In the past, “the people was simply a synonym for the population of [the country],” Aleksandr Morozov writes. “But in its new sense it includes [only] those who swear loyalty to the third term of Putin.” Those who don’t – and this is not about loyalty to the Constitution or the state but to Putin -- are not part of “the people.”
Russian “courts do not take up for consideration declarations [by those not included in ‘the people’] about any violations. They are not recognized as defense witnesses in judicial cases. If they have some point of view, they are simply dismissed by ritual assertions that this view comes from outside and from the geopolitical enemies of the state.”
This concept of “the people,” Morozov says, is “’exclusive,’ that is, it has as its goal ‘the exclusion’ and thus symbolic destruction or segregation of specific social groups.” (slon.ru/russia/pochemu_my_vmesto_dnya_konstitutsii_prazdnuem_den_narodnogo_edinstva_-847062.xhtml
to justify ideologically repression.”
The goal of the introduction of this definition of “the people” and its celebration at holidays like National Unity Day is “quite different: it corresponds to the task of an anthropological revolution, that is, its declared goal is ‘the creation of another man,’ distinguished in principle from ‘the old man.’”

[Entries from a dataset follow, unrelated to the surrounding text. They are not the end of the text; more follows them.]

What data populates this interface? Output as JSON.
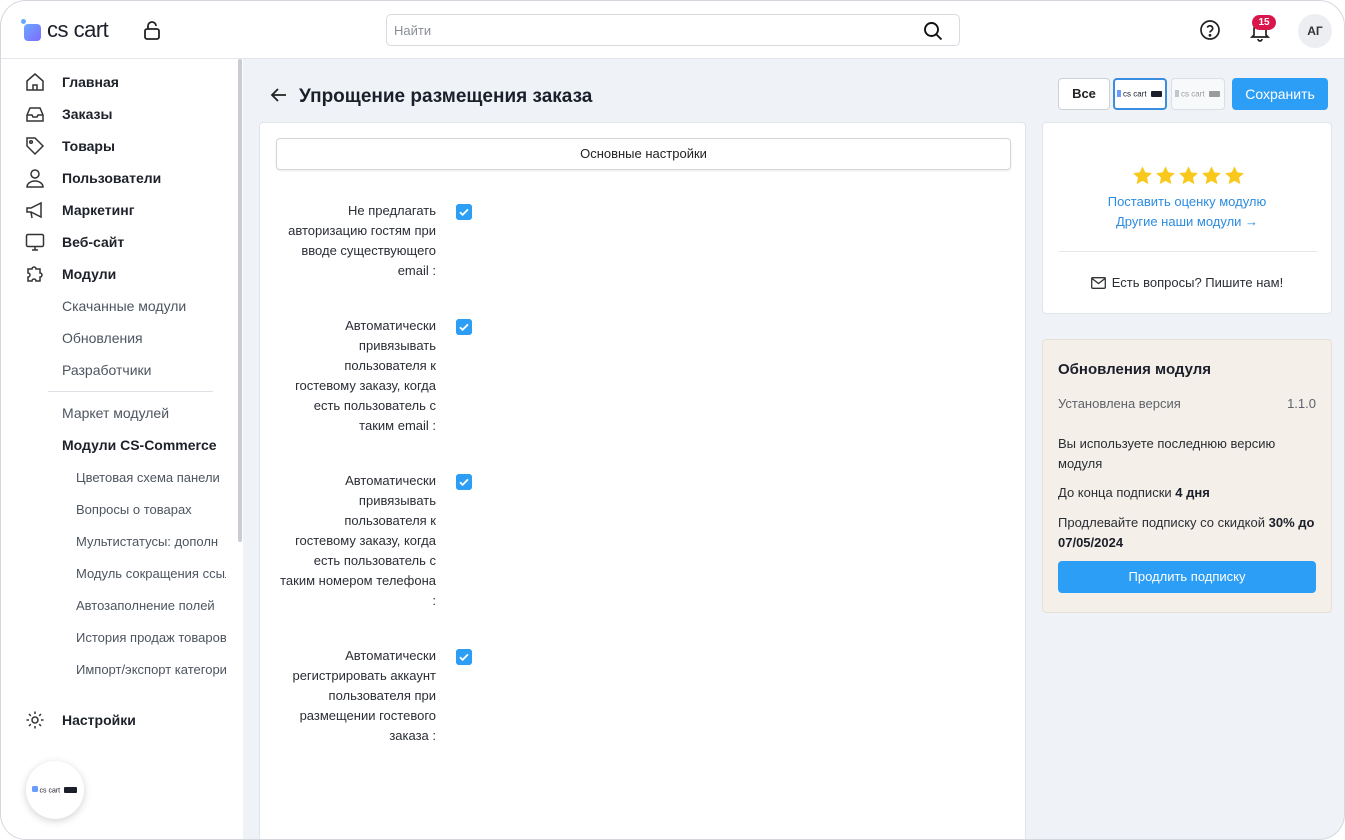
{
  "header": {
    "logo_text": "cs cart",
    "search_placeholder": "Найти",
    "notification_count": "15",
    "avatar_initials": "АГ"
  },
  "sidebar": {
    "items": [
      {
        "label": "Главная",
        "icon": "home-icon"
      },
      {
        "label": "Заказы",
        "icon": "inbox-icon"
      },
      {
        "label": "Товары",
        "icon": "tag-icon"
      },
      {
        "label": "Пользователи",
        "icon": "user-icon"
      },
      {
        "label": "Маркетинг",
        "icon": "megaphone-icon"
      },
      {
        "label": "Веб-сайт",
        "icon": "monitor-icon"
      },
      {
        "label": "Модули",
        "icon": "puzzle-icon"
      }
    ],
    "modules_sub": [
      "Скачанные модули",
      "Обновления",
      "Разработчики"
    ],
    "market_sub": [
      "Маркет модулей",
      "Модули CS-Commerce"
    ],
    "cs_commerce_sub": [
      "Цветовая схема панели",
      "Вопросы о товарах",
      "Мультистатусы: дополн",
      "Модуль сокращения ссылок",
      "Автозаполнение полей",
      "История продаж товаров",
      "Импорт/экспорт категорий"
    ],
    "settings_label": "Настройки"
  },
  "page": {
    "title": "Упрощение размещения заказа",
    "all_button": "Все",
    "storefront_label": "cs cart",
    "save_button": "Сохранить",
    "tab_label": "Основные настройки",
    "settings": [
      {
        "label": "Не предлагать авторизацию гостям при вводе существующего email :",
        "checked": true
      },
      {
        "label": "Автоматически привязывать пользователя к гостевому заказу, когда есть пользователь с таким email :",
        "checked": true
      },
      {
        "label": "Автоматически привязывать пользователя к гостевому заказу, когда есть пользователь с таким номером телефона :",
        "checked": true
      },
      {
        "label": "Автоматически регистрировать аккаунт пользователя при размещении гостевого заказа :",
        "checked": true
      }
    ]
  },
  "rating": {
    "stars": 5,
    "rate_link": "Поставить оценку модулю",
    "other_link": "Другие наши модули →",
    "contact_text": "Есть вопросы? Пишите нам!"
  },
  "updates": {
    "title": "Обновления модуля",
    "version_label": "Установлена версия",
    "version_value": "1.1.0",
    "latest_text": "Вы используете последнюю версию модуля",
    "sub_prefix": "До конца подписки",
    "sub_days": "4 дня",
    "discount_prefix": "Продлевайте подписку со скидкой",
    "discount_value": "30% до 07/05/2024",
    "extend_button": "Продлить подписку"
  },
  "colors": {
    "accent": "#2c9ef6",
    "badge": "#d9164b",
    "link": "#2c8ce0",
    "star": "#f8c91c",
    "updates_bg": "#f4efe8"
  }
}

According to the Slon.ru writer, “the transformation of people into ‘the people’ of a corporative state takes approximately a decade.” The division of the population into “the people” and others can lead to the worst sorts of repression, “but usually everything is somewhat softer” and takes the form of a three-level society.

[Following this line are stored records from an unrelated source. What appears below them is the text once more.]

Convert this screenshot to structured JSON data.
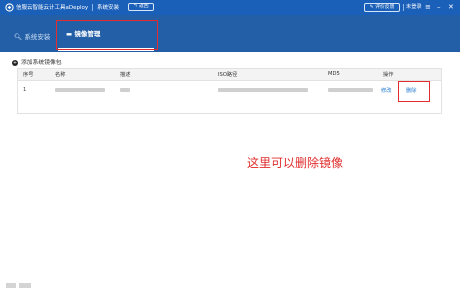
{
  "titlebar": {
    "app_title": "信服云智能云计工具aDeploy",
    "section": "系统安装",
    "back_label": "返回",
    "eval_label": "评价反馈",
    "login_label": "未登录",
    "menu_icon": "≡",
    "minimize_icon": "–",
    "close_icon": "✕"
  },
  "nav": {
    "system_install": "系统安装",
    "image_management": "镜像管理"
  },
  "toolbar": {
    "add_label": "添加系统镜像包"
  },
  "table": {
    "headers": [
      "序号",
      "名称",
      "描述",
      "ISO路径",
      "MD5",
      "操作"
    ],
    "rows": [
      {
        "index": "1",
        "edit": "修改",
        "delete": "删除"
      }
    ]
  },
  "annotation": "这里可以删除镜像"
}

At the bottom are “the cast offs, the ‘former’ people.” In the middle is “the people.’” And at the top is “a special elite, ‘an order.’” Such social arrangements are “very attractive” to many people. “At a minimum, 12 countries during the interwar period developed corporative states resting on the basis of “the people.”
One of the most important functions of this concept, Morozov argues, is that it forces a kind of conformity even on the intelligent who find themselves forced to ask before taking any action “are we ‘the people’?”

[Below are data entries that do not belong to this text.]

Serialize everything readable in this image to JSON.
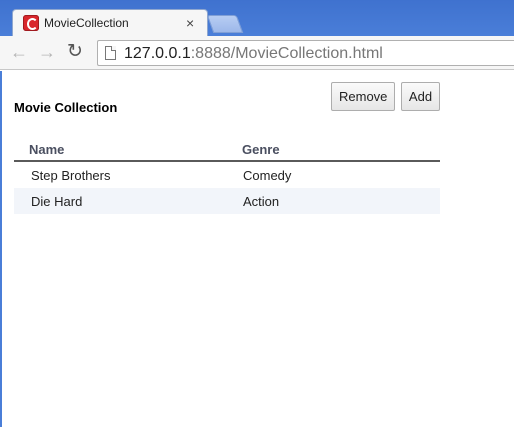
{
  "browser": {
    "tab_title": "MovieCollection",
    "tab_close": "×",
    "url_host": "127.0.0.1",
    "url_rest": ":8888/MovieCollection.html",
    "back_icon": "←",
    "forward_icon": "→",
    "reload_icon": "↻"
  },
  "page": {
    "title": "Movie Collection",
    "buttons": {
      "remove": "Remove",
      "add": "Add"
    },
    "grid": {
      "columns": [
        "Name",
        "Genre"
      ],
      "rows": [
        {
          "name": "Step Brothers",
          "genre": "Comedy"
        },
        {
          "name": "Die Hard",
          "genre": "Action"
        }
      ]
    }
  },
  "colors": {
    "chrome_blue": "#4a7ed8",
    "alt_row": "#f2f5fa",
    "header_text": "#4a4f60"
  }
}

National Unity Day is central to this process in Russia because it celebrates not the anniversary of the establishment of independence or a constitution but rather “the day when ‘the people’ expelled from itself ‘the non-people.’” Republics and constitutions don’t matter; instead, “the very construct of ‘the people’ is because in its name the system can take any actions” at all.
This arrangement is so “inspiring” that it now finds supporters everywhere” and hardly just in Russia. “In all countries there are to be found people who recall the arrangement of life of their peoples between the two world wars as a model worthy of repetition. In some lands, there are more of such people; in others, less.
“Let us raise our bottles,” Morozov says, because with Putin we have entered into the period of “the formation of the concept of ‘the people.’” His efforts in this regard are “successfully proceeding.” Even some religious are using “the expression ‘enemy of the state’” in their public commentaries.